In the years immediately after Glacier Park was created in 1910, the Great Northern Railway began building lodges and backcountry chalets to promote tourism and train travel. Fashioned after the mountain lodges in Switzerland, venerable Many Glacier Hotel, Lake McDonald Lodge and others have been accommodating tourists for a century.
In 1932, work began on the Going-to-the-Sun Highway, a frighteningly narrow 53-mile road that allows motorists to drive (slowly) from east to west or vise-versa through the heart of the park. This engineering marvel of a road crosses the Continental Divide at spectacular Logan Pass, 6,646 feet above sea level.
Waterton-Glacier is mostly wilderness, a hiker’s paradise. Some 700 miles of trails allow visitors to get intimate with the park, including its acres of seasonal wildflowers and abundant wildlife. Mountain goats, bighorn sheep, black bears and grizzly bears are commonly seen.

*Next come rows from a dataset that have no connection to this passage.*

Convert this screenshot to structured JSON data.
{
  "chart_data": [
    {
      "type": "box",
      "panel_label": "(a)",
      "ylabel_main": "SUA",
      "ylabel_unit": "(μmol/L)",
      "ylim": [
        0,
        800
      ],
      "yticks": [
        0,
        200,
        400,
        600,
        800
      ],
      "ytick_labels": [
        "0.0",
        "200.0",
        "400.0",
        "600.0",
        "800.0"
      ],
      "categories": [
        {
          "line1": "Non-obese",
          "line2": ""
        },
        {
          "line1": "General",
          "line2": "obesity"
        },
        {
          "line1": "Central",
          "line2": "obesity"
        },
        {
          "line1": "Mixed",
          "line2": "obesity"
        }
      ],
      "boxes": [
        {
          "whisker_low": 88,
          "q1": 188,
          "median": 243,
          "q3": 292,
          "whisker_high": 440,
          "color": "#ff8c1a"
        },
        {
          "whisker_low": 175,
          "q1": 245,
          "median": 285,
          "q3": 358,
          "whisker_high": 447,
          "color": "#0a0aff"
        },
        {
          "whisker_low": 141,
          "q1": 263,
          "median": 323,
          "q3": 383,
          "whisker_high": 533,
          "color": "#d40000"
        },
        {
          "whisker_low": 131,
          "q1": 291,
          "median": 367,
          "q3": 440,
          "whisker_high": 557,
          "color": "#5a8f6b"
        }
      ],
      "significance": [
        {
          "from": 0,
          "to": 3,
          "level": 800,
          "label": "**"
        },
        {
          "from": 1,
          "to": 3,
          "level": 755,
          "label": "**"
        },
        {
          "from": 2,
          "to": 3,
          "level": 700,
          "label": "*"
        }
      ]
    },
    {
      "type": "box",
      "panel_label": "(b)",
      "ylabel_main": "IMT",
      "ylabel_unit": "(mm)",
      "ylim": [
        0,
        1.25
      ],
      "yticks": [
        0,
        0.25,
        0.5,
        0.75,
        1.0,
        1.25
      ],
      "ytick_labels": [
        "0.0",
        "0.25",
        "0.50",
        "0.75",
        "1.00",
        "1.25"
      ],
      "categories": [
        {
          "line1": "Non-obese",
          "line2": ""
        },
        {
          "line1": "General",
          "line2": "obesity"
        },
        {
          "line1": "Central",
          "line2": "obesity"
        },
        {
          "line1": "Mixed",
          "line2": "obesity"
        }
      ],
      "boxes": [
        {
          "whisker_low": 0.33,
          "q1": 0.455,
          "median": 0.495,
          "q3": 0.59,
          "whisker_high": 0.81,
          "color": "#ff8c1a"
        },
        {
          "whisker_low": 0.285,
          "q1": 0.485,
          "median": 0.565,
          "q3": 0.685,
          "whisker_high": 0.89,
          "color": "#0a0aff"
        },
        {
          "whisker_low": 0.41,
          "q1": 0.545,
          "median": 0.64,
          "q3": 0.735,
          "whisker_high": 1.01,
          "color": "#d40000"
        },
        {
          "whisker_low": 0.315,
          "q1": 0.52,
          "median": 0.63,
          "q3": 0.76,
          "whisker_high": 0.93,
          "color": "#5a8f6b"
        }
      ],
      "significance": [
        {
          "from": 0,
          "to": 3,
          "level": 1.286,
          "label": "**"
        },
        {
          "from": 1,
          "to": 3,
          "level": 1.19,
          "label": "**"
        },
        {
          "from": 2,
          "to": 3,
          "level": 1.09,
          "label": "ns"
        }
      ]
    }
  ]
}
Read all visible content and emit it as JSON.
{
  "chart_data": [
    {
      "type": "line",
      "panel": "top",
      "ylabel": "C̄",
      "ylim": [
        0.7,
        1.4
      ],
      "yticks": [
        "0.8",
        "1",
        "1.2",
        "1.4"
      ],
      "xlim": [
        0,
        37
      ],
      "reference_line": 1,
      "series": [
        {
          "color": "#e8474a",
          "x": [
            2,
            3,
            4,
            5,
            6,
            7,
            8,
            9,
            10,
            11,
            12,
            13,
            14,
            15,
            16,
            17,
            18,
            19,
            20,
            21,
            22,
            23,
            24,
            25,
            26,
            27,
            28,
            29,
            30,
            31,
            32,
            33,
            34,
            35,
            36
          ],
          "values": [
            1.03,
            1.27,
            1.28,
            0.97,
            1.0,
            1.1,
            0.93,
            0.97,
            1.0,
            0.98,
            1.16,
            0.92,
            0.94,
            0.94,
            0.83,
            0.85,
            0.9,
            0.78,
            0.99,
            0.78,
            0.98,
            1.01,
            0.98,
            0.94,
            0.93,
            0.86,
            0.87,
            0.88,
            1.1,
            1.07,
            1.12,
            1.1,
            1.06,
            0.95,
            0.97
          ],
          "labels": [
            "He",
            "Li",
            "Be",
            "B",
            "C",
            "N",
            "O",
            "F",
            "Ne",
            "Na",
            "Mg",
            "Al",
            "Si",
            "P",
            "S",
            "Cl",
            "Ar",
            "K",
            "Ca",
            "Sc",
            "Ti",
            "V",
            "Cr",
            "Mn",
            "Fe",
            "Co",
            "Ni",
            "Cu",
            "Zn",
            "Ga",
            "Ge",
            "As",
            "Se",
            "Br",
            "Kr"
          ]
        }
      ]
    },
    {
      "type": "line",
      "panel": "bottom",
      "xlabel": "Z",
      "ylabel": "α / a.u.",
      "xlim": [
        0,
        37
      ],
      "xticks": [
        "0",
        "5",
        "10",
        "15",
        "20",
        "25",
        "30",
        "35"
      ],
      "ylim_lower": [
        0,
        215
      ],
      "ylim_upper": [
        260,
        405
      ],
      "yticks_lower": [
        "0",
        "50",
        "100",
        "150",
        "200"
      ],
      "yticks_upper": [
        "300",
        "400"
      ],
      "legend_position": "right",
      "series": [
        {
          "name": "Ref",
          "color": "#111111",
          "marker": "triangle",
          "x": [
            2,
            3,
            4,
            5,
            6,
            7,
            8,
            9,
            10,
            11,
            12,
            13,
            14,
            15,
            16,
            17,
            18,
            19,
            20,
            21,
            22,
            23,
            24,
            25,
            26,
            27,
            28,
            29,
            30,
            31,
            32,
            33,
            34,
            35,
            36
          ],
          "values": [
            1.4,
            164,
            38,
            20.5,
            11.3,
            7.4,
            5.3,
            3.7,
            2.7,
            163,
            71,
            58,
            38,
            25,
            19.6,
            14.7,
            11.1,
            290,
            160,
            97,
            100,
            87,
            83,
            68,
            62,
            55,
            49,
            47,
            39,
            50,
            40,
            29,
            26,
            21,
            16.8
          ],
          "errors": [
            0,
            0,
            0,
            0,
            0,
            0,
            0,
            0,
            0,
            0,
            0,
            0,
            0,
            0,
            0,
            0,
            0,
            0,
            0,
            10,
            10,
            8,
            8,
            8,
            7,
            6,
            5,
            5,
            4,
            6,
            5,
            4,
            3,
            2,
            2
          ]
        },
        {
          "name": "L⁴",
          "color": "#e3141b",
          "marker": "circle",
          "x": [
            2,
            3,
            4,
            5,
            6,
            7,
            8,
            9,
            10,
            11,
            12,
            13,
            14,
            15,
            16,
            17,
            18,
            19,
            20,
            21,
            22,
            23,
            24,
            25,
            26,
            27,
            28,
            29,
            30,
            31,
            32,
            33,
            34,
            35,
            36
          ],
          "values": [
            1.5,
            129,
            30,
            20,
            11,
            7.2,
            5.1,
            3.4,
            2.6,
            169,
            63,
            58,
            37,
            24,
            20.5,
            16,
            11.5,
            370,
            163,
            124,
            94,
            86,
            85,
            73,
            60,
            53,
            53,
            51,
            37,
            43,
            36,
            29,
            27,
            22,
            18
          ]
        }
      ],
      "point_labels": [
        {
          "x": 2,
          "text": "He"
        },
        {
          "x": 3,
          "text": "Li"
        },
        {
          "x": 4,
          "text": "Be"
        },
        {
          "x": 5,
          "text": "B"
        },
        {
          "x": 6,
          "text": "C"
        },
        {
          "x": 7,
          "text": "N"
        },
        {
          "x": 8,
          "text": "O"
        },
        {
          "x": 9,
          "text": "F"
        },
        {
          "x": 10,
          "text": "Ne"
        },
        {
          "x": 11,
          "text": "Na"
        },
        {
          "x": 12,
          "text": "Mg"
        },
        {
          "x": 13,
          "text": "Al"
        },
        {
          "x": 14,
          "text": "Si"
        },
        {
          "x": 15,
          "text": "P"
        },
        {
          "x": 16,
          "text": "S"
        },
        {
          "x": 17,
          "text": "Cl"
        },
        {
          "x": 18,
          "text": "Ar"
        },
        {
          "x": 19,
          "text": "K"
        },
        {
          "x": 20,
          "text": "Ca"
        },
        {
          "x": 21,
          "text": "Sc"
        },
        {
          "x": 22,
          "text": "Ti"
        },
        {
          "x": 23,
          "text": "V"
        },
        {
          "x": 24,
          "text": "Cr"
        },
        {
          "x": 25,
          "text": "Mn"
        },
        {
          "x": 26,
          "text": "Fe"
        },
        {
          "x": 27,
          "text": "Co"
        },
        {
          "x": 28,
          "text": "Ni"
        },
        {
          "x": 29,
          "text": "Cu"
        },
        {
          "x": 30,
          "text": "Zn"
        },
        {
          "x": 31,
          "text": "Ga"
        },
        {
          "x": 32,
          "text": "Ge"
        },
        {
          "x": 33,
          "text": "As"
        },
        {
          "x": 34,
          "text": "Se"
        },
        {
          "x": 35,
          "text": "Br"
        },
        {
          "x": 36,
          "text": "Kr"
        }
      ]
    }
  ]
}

To see the park’s namesake glaciers, however, you better not wait for long. Global warming is having a devastating impact on the once-massive bodies of moving ice. Compared to just 50 years ago, the park’s glaciers are a fraction of their former size and some have disappeared altogether! The famous Grinnell Glacier, for example, is half the size that it was in 1850 when first photographed. It is fast becoming a high mountain lake. Some climatologists predict that the park’s glaciers will essentially be gone in just 30 years – with dire ramifications for water supplies, wildlife, and the entire ecosystem! So don’t delay putting a visit to Waterton-Glacier on your calendar.
Hikers in Waterton-Glacier are urged to carry pepper spray or air horns as protection against bears. Although attacks are rare, a loud noise or irritating spray can prevent confrontation. Also remember that passports are necessary to cross the border into Alberta to see the beautiful Waterton portion of the park.